A l’intérieur – Jodi Picoult

Quand votre fils ne vous regarde jamais dans les yeux… comment savoir s’il est coupable ? Adolescent atteint du syndrome d’Asperger, Jacob Hunt ne possède pas le mode d’emploi pour communiquer avec les autres. Enfermé dans sa bulle, il est pourtant d’une intelligence prodigieuse. Un sujet le passionne plus que tout : la criminalistique. Il parvient souvent à se rendre sur des scènes de crime, où il ne peut s’empêcher d’expliquer aux policiers comment faire leur travail. En général, il tombe juste. Mais lorsqu’un assassinat se produit dans le quartier, l’attitude de Jacob est un signe flagrant de culpabilité pour la police. Pour la mère et le frère de Jacob, l’intolérance et l’incompréhension qui ont toujours menacé leur famille resurgissent brutalement.  Et cette question lancinante, qui ne laisse pas leur âme en paix… Jacob a-t-il, oui ou non, commis ce meurtre ?

Lorsque Lisa, du club de lecture (et du blog) Le Pingouin Vert, a proposé plusieurs titres dont A l’Intérieur de Jodi Picoult pour la lecture commune du mois de juin, je n’ai pas franchement hésité à sélectionner ce pavé de plus de 600 pages. Jacob, le protagoniste, et son syndrome d’Asperger ne pouvaient que m’intéresser. Au final, c’est une excellente surprise malgré quelques points négatifs.
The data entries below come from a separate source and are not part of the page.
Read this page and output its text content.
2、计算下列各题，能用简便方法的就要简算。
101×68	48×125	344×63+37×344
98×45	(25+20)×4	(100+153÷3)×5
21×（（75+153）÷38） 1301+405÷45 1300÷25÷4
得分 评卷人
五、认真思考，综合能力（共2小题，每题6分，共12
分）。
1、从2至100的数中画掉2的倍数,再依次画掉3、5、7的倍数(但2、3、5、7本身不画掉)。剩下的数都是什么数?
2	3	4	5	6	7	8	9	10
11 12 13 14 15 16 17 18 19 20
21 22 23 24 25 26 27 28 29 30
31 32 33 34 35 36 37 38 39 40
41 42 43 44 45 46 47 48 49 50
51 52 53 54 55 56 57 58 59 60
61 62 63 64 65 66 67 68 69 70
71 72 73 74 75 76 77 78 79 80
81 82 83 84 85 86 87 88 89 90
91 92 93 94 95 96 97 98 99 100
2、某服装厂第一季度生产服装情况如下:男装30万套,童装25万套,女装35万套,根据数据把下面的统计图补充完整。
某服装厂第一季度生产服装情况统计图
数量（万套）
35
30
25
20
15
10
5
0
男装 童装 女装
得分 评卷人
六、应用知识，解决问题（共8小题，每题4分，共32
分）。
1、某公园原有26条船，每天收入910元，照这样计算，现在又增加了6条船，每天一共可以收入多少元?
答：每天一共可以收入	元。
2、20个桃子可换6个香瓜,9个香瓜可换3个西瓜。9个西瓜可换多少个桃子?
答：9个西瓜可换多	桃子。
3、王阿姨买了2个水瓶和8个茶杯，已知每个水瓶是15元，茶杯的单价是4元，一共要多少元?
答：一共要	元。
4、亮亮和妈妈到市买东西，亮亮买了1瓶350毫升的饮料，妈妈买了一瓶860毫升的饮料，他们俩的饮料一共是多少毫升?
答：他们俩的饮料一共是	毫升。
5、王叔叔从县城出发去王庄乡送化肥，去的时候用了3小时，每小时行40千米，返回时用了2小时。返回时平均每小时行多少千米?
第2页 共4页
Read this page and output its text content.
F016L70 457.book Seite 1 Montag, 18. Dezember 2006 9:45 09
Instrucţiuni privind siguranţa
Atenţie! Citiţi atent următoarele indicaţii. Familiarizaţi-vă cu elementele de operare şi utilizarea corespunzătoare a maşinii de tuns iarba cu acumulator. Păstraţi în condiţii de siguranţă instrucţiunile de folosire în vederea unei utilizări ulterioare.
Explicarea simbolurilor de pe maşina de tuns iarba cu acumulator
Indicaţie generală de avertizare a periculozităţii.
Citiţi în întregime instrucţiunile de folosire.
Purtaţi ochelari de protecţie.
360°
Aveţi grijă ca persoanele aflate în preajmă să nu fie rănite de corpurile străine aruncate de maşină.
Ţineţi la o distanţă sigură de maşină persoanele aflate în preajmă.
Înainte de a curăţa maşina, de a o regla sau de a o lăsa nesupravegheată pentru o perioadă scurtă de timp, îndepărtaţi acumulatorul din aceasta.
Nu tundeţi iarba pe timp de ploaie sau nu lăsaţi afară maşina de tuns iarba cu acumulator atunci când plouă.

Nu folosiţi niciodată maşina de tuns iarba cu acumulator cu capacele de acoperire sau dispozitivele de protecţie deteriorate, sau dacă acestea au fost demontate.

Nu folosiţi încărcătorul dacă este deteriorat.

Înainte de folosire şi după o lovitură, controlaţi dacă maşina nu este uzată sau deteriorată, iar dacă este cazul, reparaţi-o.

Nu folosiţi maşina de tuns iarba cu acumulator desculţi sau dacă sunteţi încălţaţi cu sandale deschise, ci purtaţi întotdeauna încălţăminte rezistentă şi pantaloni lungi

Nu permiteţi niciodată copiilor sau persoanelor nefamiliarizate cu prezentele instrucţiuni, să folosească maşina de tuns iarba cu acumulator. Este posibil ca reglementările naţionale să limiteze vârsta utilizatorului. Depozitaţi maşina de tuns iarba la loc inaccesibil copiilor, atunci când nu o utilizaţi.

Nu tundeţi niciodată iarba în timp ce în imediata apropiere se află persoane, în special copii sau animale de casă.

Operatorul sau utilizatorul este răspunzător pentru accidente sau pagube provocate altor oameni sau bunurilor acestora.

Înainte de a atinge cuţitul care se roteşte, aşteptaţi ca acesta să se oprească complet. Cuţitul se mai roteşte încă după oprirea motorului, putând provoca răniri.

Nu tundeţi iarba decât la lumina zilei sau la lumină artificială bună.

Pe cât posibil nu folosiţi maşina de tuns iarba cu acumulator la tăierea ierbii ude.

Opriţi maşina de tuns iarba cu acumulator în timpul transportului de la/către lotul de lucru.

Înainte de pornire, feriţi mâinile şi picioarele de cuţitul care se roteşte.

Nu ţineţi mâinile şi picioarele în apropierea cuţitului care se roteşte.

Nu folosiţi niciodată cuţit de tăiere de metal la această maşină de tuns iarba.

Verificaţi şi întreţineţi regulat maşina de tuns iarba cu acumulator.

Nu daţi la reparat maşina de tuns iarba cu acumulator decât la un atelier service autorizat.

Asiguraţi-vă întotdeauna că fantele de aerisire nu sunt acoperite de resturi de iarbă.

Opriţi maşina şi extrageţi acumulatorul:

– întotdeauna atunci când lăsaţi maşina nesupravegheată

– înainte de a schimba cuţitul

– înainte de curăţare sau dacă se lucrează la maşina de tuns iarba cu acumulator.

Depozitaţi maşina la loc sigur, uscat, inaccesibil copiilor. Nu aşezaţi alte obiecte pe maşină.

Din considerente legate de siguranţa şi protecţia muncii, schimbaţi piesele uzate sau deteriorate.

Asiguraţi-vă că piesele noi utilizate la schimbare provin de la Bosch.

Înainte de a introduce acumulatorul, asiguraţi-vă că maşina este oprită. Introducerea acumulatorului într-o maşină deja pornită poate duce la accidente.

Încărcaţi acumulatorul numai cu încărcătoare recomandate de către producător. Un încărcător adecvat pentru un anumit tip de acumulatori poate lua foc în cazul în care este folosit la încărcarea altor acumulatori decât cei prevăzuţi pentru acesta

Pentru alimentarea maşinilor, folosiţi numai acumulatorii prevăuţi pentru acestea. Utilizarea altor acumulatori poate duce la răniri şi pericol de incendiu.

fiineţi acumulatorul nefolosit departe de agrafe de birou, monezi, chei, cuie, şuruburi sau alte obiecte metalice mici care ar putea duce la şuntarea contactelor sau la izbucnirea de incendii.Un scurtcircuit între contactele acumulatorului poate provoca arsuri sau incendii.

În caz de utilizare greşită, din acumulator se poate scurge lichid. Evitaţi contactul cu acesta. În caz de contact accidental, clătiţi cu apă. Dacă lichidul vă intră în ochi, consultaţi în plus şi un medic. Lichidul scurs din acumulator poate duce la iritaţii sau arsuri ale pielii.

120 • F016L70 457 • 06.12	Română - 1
Jacob est un jeune homme de 18 ans, intelligent et curieux, possédant une mémoire phénoménale mais en grande difficulté sociale. Pour ce garçon, il est extrêmement difficile de nouer des relations avec les autres. Atteint d’Asperger, forme d’autisme de haut niveau, il a besoin d’un environnement particulier, bien cadré. Sa vie est réglée comme du papier à musique, ce qui le rassure. Jacob a également besoin de beaucoup de choses qui le rassurent (une chanson de Bob Marley). Possédant des intérêts restreints, il aime essentiellement pour la criminalistique et regarde tous les jours les rediffusions de « Crime Buster », émission sur les enquêtes de meurtre. Il est tellement passionné qu’il recrée certaines scènes chez lui. Il va jusqu’à certaines vraies scènes de crimes pour aider les enquêteurs.

Hélas, Jacob est, dans ma lecture, le plus gros point négatif. Ayant travaillé, en tant qu’auxiliaire de vie scolaire, auprès d’autistes, m’étant informé sur cette différence et étant auto-diagnostiquée Asperger (grâce au test : http://www.rdos.net/fr/), j’ai bien reconnu l’autisme en Jacob mais pas forcément Asperger. J’ai eu plusieurs fois l’impression que Jodi Picoult confondait avec une forme d’autisme plus profond. Je ne pense pas que les crises de colère très violentes comme celles de Jacob soit bien caractéristiques d’Asperger. Les passages où Jacob plonge à la limite de la catatonie, dans le silence ou ses stéréotypies sont beaucoup plus réalistes.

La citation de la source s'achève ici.